As vacinas de ARN mensageiro (mRNA) mostraram, durante a pandemia de Covid-19, o seu potencial quer como tecnologia para o desenvolvimento rápido de novas vacinas, quer na eficácia contra o coronavírus SARS-CoV-2 — e com um nível de segurança elevado. Daí que os resultados dos ensaios clínicos da vacina alemã da Curevac, baseada na mesma tecnologia, tenham sido encarados como uma desilusão. A farmacêutica mantém, no entanto, o interesse em apresentar um pedido de aprovação à Agência Europeia de Medicamentos, disse o presidente executivo Franz-Werner Haas, citado pelo The New York Times.

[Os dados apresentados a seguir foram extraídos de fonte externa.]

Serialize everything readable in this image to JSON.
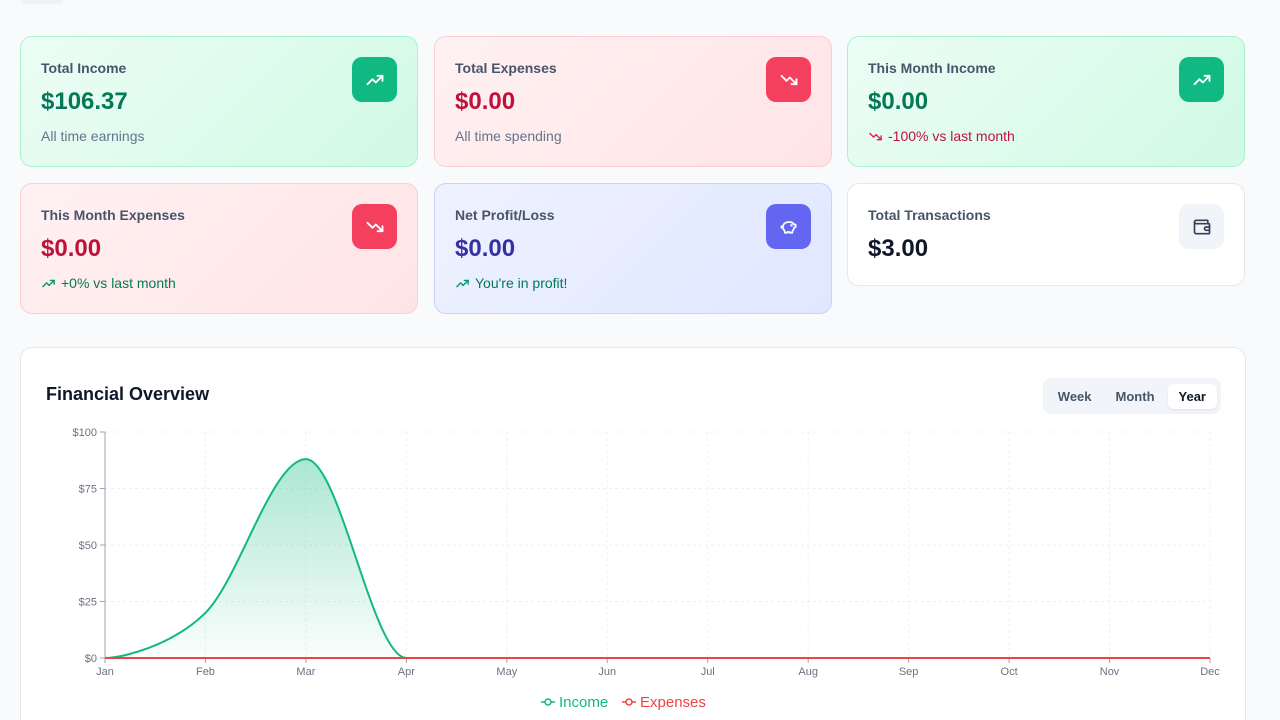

As vacinas da Moderna e Pfizer/BioNTech atingiram níveis de eficácia nos ensaios clínicos, antes da introdução no mercado, superiores a 90% — muito acima dos 50% tidos como limite mínimo para o pedido de autorização de emergência. A vacina da Curevac, por sua vez, parece só ter 47% de eficácia nos resultados preliminares ainda não publicados, minando as expectativas de uma vacina mais barata e mais fácil de armazenar que as congéneres. O que pode justificar diferenças de eficácia tão grandes?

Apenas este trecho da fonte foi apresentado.